What I have found is that attaching GDB to the process, and immediately detaching GDB from the process results in the device resuming functionality. This was my first indication that there was a thread locking issue within the driver itself. There is some kind of race condition that leads to a deadlock. Attaching GDB was obviously causing some reshuffling of threads and probably pushing them out of their wait state, causing them to re-evaluate their conditions and thus breaking the deadlock.
The question:
My question is simply this: is there a clean wait for an application to trigger all threads within the program to interrupt their wait state? One thing that definitely works (at least on my implementation) is to send a SIGSTOP followed immediately by a SIGCONT from another process (i.e. from bash):
kill -19 `cat /var/run/mypidfile` ; kill -18 `cat /var/run/mypidfile`
This triggers a spurious wake-up within the process and everything comes back to life.
I'm hoping there is an intelligent method to trigger a spurious wake-up of all threads within my process. Think pthread_cond_broadcast(...)
but without having access to the actual condition variable being waited on.
Is this possible, or is relying on a program like kill
my only approach?
The way you're doing it right now is probably the most correct and simplest.

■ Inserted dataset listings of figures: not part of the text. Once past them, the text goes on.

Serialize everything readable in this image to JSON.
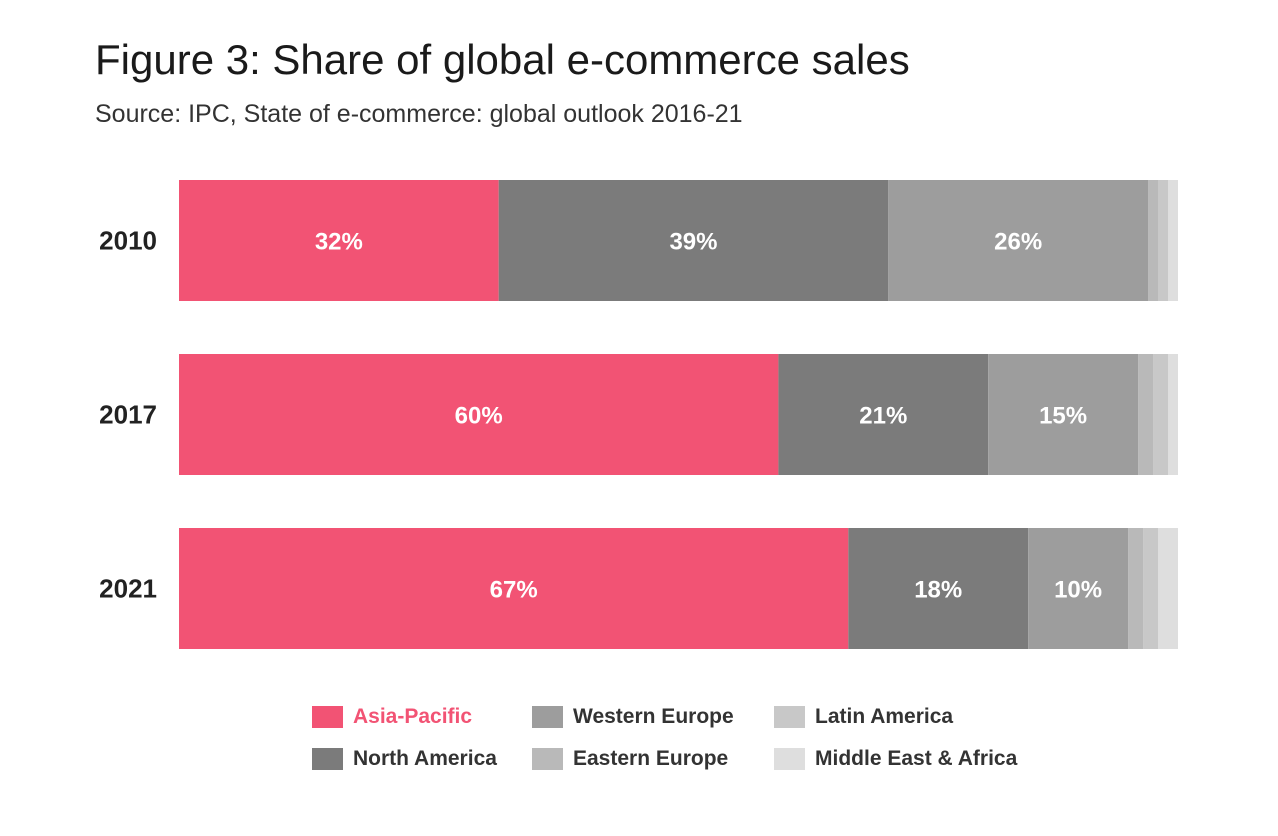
{
  "title": "Figure 3: Share of global e-commerce sales",
  "subtitle": "Source: IPC, State of e-commerce: global outlook 2016-21",
  "colors": {
    "asia_pacific": "#f25374",
    "north_america": "#7b7b7b",
    "western_europe": "#9d9d9d",
    "eastern_europe": "#b9b9b9",
    "latin_america": "#c8c8c8",
    "middle_east_africa": "#dedede",
    "bar_label": "#ffffff",
    "category_label": "#222222",
    "legend_highlight": "#f25374"
  },
  "legend": [
    {
      "label": "Asia-Pacific",
      "color": "#f25374",
      "highlight": true
    },
    {
      "label": "North America",
      "color": "#7b7b7b",
      "highlight": false
    },
    {
      "label": "Western Europe",
      "color": "#9d9d9d",
      "highlight": false
    },
    {
      "label": "Eastern Europe",
      "color": "#b9b9b9",
      "highlight": false
    },
    {
      "label": "Latin America",
      "color": "#c8c8c8",
      "highlight": false
    },
    {
      "label": "Middle East & Africa",
      "color": "#dedede",
      "highlight": false
    }
  ],
  "chart_data": {
    "type": "bar",
    "orientation": "horizontal",
    "stacked": true,
    "categories": [
      "2010",
      "2017",
      "2021"
    ],
    "xlim": [
      0,
      100
    ],
    "grid": false,
    "legend_position": "bottom",
    "series": [
      {
        "name": "Asia-Pacific",
        "color": "#f25374",
        "values": [
          32,
          60,
          67
        ],
        "labels": [
          "32%",
          "60%",
          "67%"
        ]
      },
      {
        "name": "North America",
        "color": "#7b7b7b",
        "values": [
          39,
          21,
          18
        ],
        "labels": [
          "39%",
          "21%",
          "18%"
        ]
      },
      {
        "name": "Western Europe",
        "color": "#9d9d9d",
        "values": [
          26,
          15,
          10
        ],
        "labels": [
          "26%",
          "15%",
          "10%"
        ]
      },
      {
        "name": "Eastern Europe",
        "color": "#b9b9b9",
        "values": [
          1,
          1.5,
          1.5
        ],
        "labels": [
          "",
          "",
          ""
        ]
      },
      {
        "name": "Latin America",
        "color": "#c8c8c8",
        "values": [
          1,
          1.5,
          1.5
        ],
        "labels": [
          "",
          "",
          ""
        ]
      },
      {
        "name": "Middle East & Africa",
        "color": "#dedede",
        "values": [
          1,
          1,
          2
        ],
        "labels": [
          "",
          "",
          ""
        ]
      }
    ]
  }
}
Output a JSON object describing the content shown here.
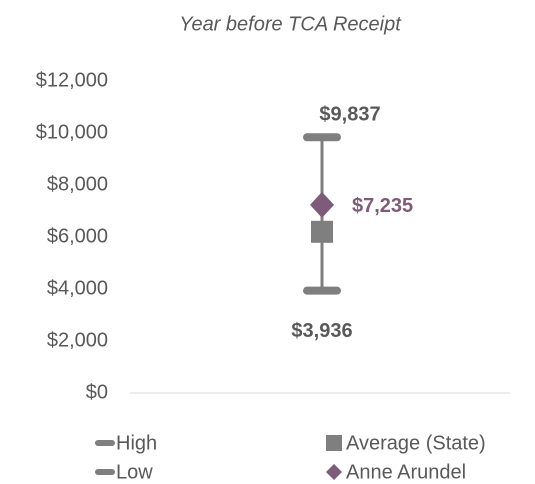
{
  "chart_data": {
    "type": "highlow",
    "subtitle": "Year before TCA Receipt",
    "categories": [
      null
    ],
    "series": [
      {
        "name": "High",
        "color": "#7f7f7f",
        "values": [
          9837
        ],
        "value_labels": [
          "$9,837"
        ]
      },
      {
        "name": "Low",
        "color": "#7f7f7f",
        "values": [
          3936
        ],
        "value_labels": [
          "$3,936"
        ]
      },
      {
        "name": "Average (State)",
        "color": "#7f7f7f",
        "values": [
          6200
        ]
      },
      {
        "name": "Anne Arundel",
        "color": "#7e5c79",
        "values": [
          7235
        ],
        "value_labels": [
          "$7,235"
        ]
      }
    ],
    "ylim": [
      0,
      12000
    ],
    "yticks": [
      {
        "value": 0,
        "label": "$0"
      },
      {
        "value": 2000,
        "label": "$2,000"
      },
      {
        "value": 4000,
        "label": "$4,000"
      },
      {
        "value": 6000,
        "label": "$6,000"
      },
      {
        "value": 8000,
        "label": "$8,000"
      },
      {
        "value": 10000,
        "label": "$10,000"
      },
      {
        "value": 12000,
        "label": "$12,000"
      }
    ]
  }
}
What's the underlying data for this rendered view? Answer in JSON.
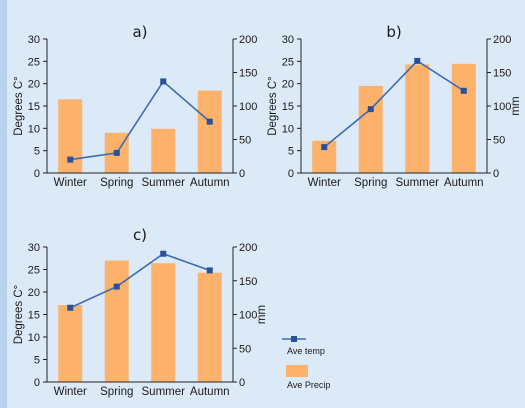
{
  "colors": {
    "background": "#dceaf8",
    "bar": "#fdb26b",
    "line": "#3d6bb3",
    "marker": "#2b4f99",
    "axis": "#222222"
  },
  "legend": {
    "temp_label": "Ave temp",
    "precip_label": "Ave Precip"
  },
  "chart_data": [
    {
      "type": "bar",
      "title": "a)",
      "categories": [
        "Winter",
        "Spring",
        "Summer",
        "Autumn"
      ],
      "ylabel": "Degrees C°",
      "y2label": "",
      "ylim": [
        0,
        30
      ],
      "y2lim": [
        0,
        200
      ],
      "yticks": [
        0,
        5,
        10,
        15,
        20,
        25,
        30
      ],
      "y2ticks": [
        0,
        50,
        100,
        150,
        200
      ],
      "series": [
        {
          "name": "Ave Precip",
          "kind": "bar",
          "axis": "right",
          "values": [
            110,
            60,
            66,
            123
          ]
        },
        {
          "name": "Ave temp",
          "kind": "line",
          "axis": "left",
          "values": [
            3,
            4.5,
            20.5,
            11.5
          ]
        }
      ]
    },
    {
      "type": "bar",
      "title": "b)",
      "categories": [
        "Winter",
        "Spring",
        "Summer",
        "Autumn"
      ],
      "ylabel": "Degrees C°",
      "y2label": "mm",
      "ylim": [
        0,
        30
      ],
      "y2lim": [
        0,
        200
      ],
      "yticks": [
        0,
        5,
        10,
        15,
        20,
        25,
        30
      ],
      "y2ticks": [
        0,
        50,
        100,
        150,
        200
      ],
      "series": [
        {
          "name": "Ave Precip",
          "kind": "bar",
          "axis": "right",
          "values": [
            48,
            130,
            162,
            163
          ]
        },
        {
          "name": "Ave temp",
          "kind": "line",
          "axis": "left",
          "values": [
            5.8,
            14.3,
            25.1,
            18.4
          ]
        }
      ]
    },
    {
      "type": "bar",
      "title": "c)",
      "categories": [
        "Winter",
        "Spring",
        "Summer",
        "Autumn"
      ],
      "ylabel": "Degrees C°",
      "y2label": "mm",
      "ylim": [
        0,
        30
      ],
      "y2lim": [
        0,
        200
      ],
      "yticks": [
        0,
        5,
        10,
        15,
        20,
        25,
        30
      ],
      "y2ticks": [
        0,
        50,
        100,
        150,
        200
      ],
      "series": [
        {
          "name": "Ave Precip",
          "kind": "bar",
          "axis": "right",
          "values": [
            114,
            180,
            176,
            162
          ]
        },
        {
          "name": "Ave temp",
          "kind": "line",
          "axis": "left",
          "values": [
            16.5,
            21.2,
            28.5,
            24.8
          ]
        }
      ]
    }
  ]
}
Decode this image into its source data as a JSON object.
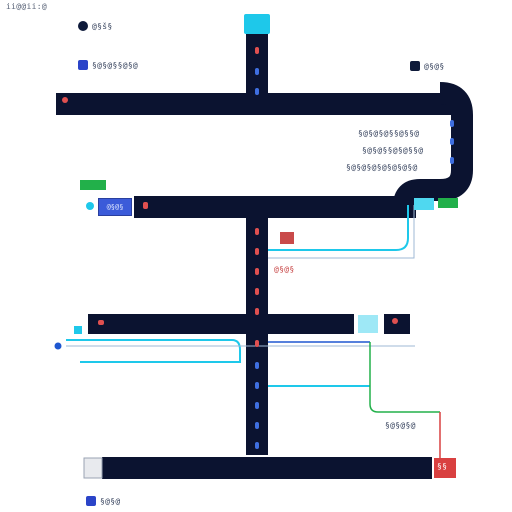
{
  "title": "ii@@ii:@",
  "legend": [
    {
      "text": "@§š§",
      "color": "#0e1a3a"
    },
    {
      "text": "§@§@§§@§@",
      "color": "#2b44c8"
    },
    {
      "text": "@§@§",
      "color": "#0e1a3a"
    }
  ],
  "notes_right": [
    "§@§@§@§§@§§@",
    "§@§@§§@§@§§@",
    "§@§@§@§@§@§@§@"
  ],
  "blue_button": "@§@§",
  "red_label": "@§@§",
  "bottom_note": "§@§@§@",
  "bottom_legend": "§@§@",
  "end_badge": "§§",
  "colors": {
    "road": "#0b1330",
    "cyan": "#1ec8ea",
    "green": "#22b04a",
    "red": "#d94040",
    "blue": "#3b5bd9",
    "lane_red": "#e05050",
    "lane_blue": "#3f6fe0"
  }
}
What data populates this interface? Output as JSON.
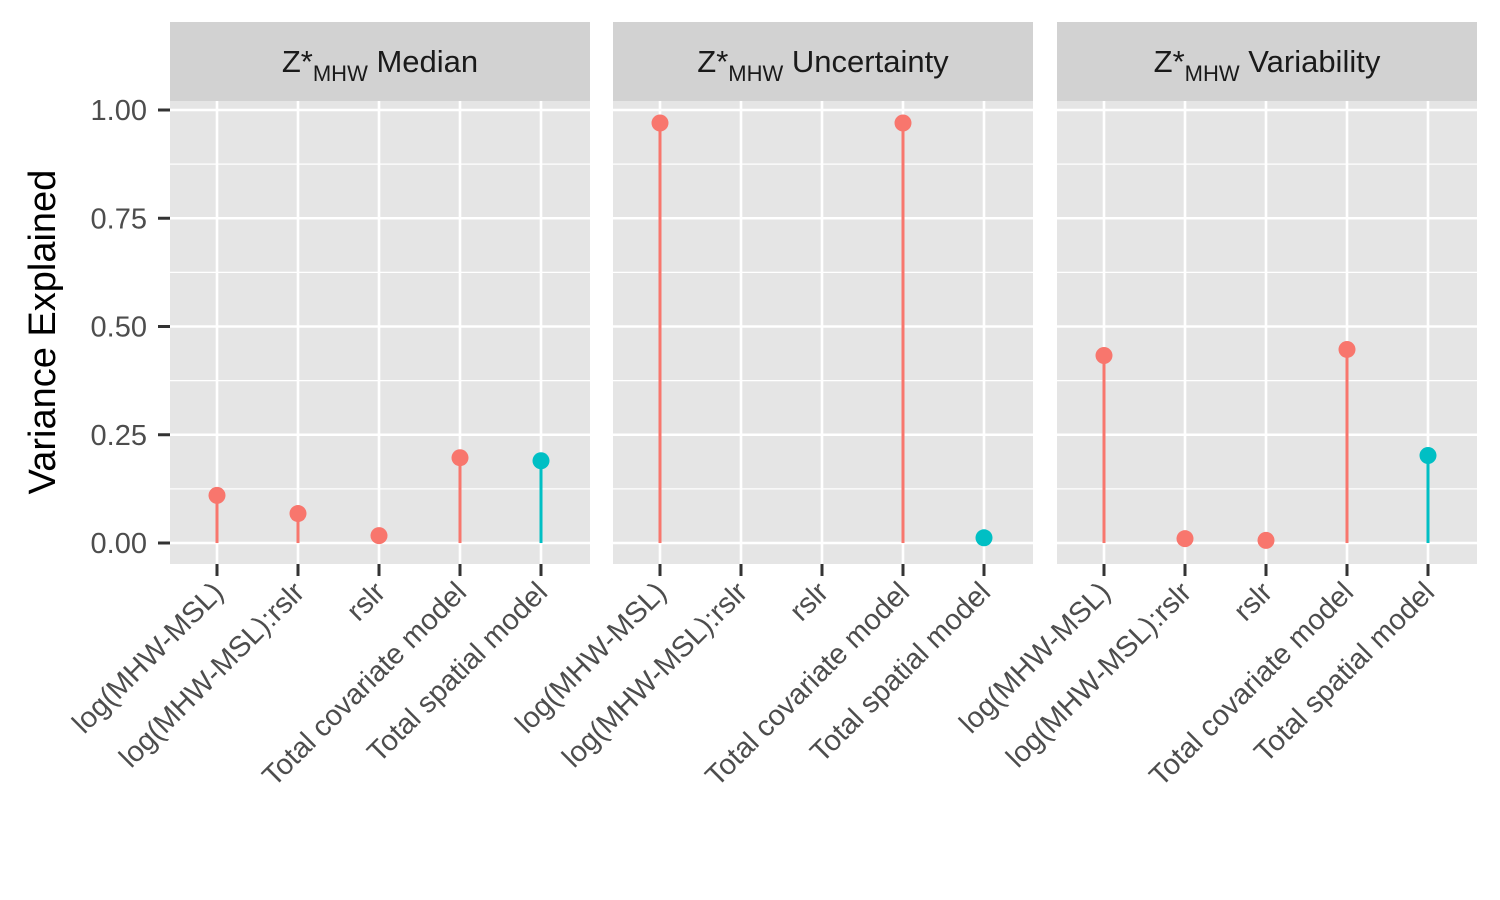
{
  "chart_data": {
    "type": "lollipop",
    "ylabel": "Variance Explained",
    "ylim": [
      -0.05,
      1.0
    ],
    "yticks": [
      "0.00",
      "0.25",
      "0.50",
      "0.75",
      "1.00"
    ],
    "ytick_values": [
      0,
      0.25,
      0.5,
      0.75,
      1.0
    ],
    "categories": [
      "log(MHW-MSL)",
      "log(MHW-MSL):rslr",
      "rslr",
      "Total covariate model",
      "Total spatial model"
    ],
    "category_colors": [
      "#F8766D",
      "#F8766D",
      "#F8766D",
      "#F8766D",
      "#00BFC4"
    ],
    "grid": true,
    "panels": [
      {
        "title_main": "Z*",
        "title_sub": "MHW",
        "title_rest": " Median",
        "values": [
          0.11,
          0.068,
          0.017,
          0.197,
          0.19
        ]
      },
      {
        "title_main": "Z*",
        "title_sub": "MHW",
        "title_rest": " Uncertainty",
        "values": [
          0.97,
          null,
          null,
          0.97,
          0.012
        ]
      },
      {
        "title_main": "Z*",
        "title_sub": "MHW",
        "title_rest": " Variability",
        "values": [
          0.433,
          0.01,
          0.006,
          0.447,
          0.202
        ]
      }
    ]
  },
  "colors": {
    "covariate": "#F8766D",
    "spatial": "#00BFC4",
    "panel_background": "#E5E5E5",
    "strip_background": "#D2D2D2"
  }
}
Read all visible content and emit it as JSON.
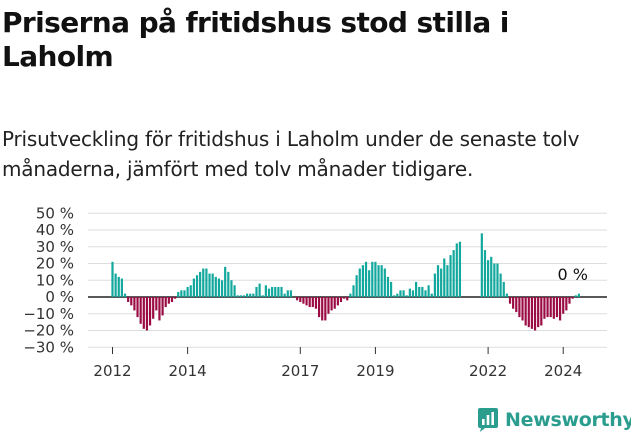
{
  "title": "Priserna på fritidshus stod stilla i Laholm",
  "subtitle": "Prisutveckling för fritidshus i Laholm under de senaste tolv månaderna, jämfört med tolv månader tidigare.",
  "brand": {
    "name": "Newsworthy"
  },
  "colors": {
    "positive": "#13a89e",
    "negative": "#9b0c45",
    "grid": "#dddddd",
    "brand": "#2a9d8f"
  },
  "chart_data": {
    "type": "bar",
    "x_unit": "month",
    "start_month": "2012-01",
    "ylim": [
      -30,
      50
    ],
    "yticks": [
      -30,
      -20,
      -10,
      0,
      10,
      20,
      30,
      40,
      50
    ],
    "ytick_labels": [
      "−30 %",
      "−20 %",
      "−10 %",
      "0 %",
      "10 %",
      "20 %",
      "30 %",
      "40 %",
      "50 %"
    ],
    "xticks": [
      "2012",
      "2014",
      "2017",
      "2019",
      "2022",
      "2024"
    ],
    "grid": true,
    "annotation": {
      "text": "0 %",
      "target": "last"
    },
    "values": [
      21,
      14,
      12,
      11,
      2,
      -3,
      -5,
      -8,
      -12,
      -16,
      -19,
      -20,
      -17,
      -13,
      -8,
      -14,
      -11,
      -6,
      -4,
      -3,
      -1,
      3,
      4,
      4,
      6,
      7,
      11,
      13,
      15,
      17,
      17,
      14,
      14,
      12,
      11,
      10,
      18,
      15,
      10,
      7,
      1,
      1,
      1,
      2,
      2,
      2,
      6,
      8,
      1,
      7,
      5,
      6,
      6,
      6,
      6,
      2,
      4,
      4,
      0,
      -2,
      -3,
      -4,
      -5,
      -6,
      -6,
      -7,
      -12,
      -14,
      -14,
      -10,
      -8,
      -7,
      -5,
      -3,
      -1,
      -2,
      2,
      7,
      13,
      17,
      19,
      21,
      16,
      21,
      21,
      19,
      19,
      17,
      12,
      9,
      1,
      2,
      4,
      4,
      1,
      5,
      4,
      9,
      6,
      6,
      4,
      7,
      2,
      14,
      19,
      17,
      23,
      19,
      25,
      28,
      32,
      33,
      0,
      0,
      0,
      0,
      0,
      0,
      38,
      28,
      22,
      24,
      20,
      20,
      14,
      9,
      2,
      -4,
      -7,
      -9,
      -12,
      -14,
      -17,
      -18,
      -19,
      -20,
      -18,
      -17,
      -13,
      -12,
      -12,
      -13,
      -12,
      -14,
      -10,
      -8,
      -4,
      -1,
      1,
      2,
      0
    ]
  }
}
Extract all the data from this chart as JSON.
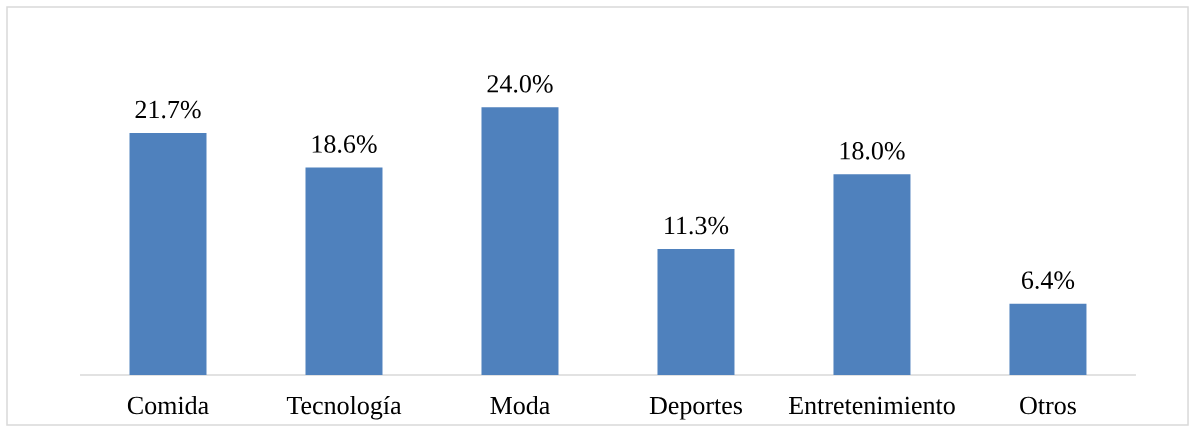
{
  "chart_data": {
    "type": "bar",
    "categories": [
      "Comida",
      "Tecnología",
      "Moda",
      "Deportes",
      "Entretenimiento",
      "Otros"
    ],
    "values": [
      21.7,
      18.6,
      24.0,
      11.3,
      18.0,
      6.4
    ],
    "color": "#4f81bd",
    "value_labels": [
      "21.7%",
      "18.6%",
      "24.0%",
      "11.3%",
      "18.0%",
      "6.4%"
    ]
  }
}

There is no "wake all waiting futexes in a given process" operation in the kernel, which is what you would need to achieve this more directly.
Note that if the failure-to-wake "deadlock" is in
pthread_cond_wait
but interrupting it with a signal breaks out of the deadlock, the bug cannot be in the application; it must actually be in the implementation of pthread condition variables. glibc has known unfixed bugs in its condition variable implementation; see http://sourceware.org/bugzilla/show_bug.cgi?id=13165 and related bug reports. However, you might have found a new one, since I don't think the existing known ones can be fixed by breaking out of the futex wait with a signal. If you can report this bug to the glibc bug tracker, it would be very helpful.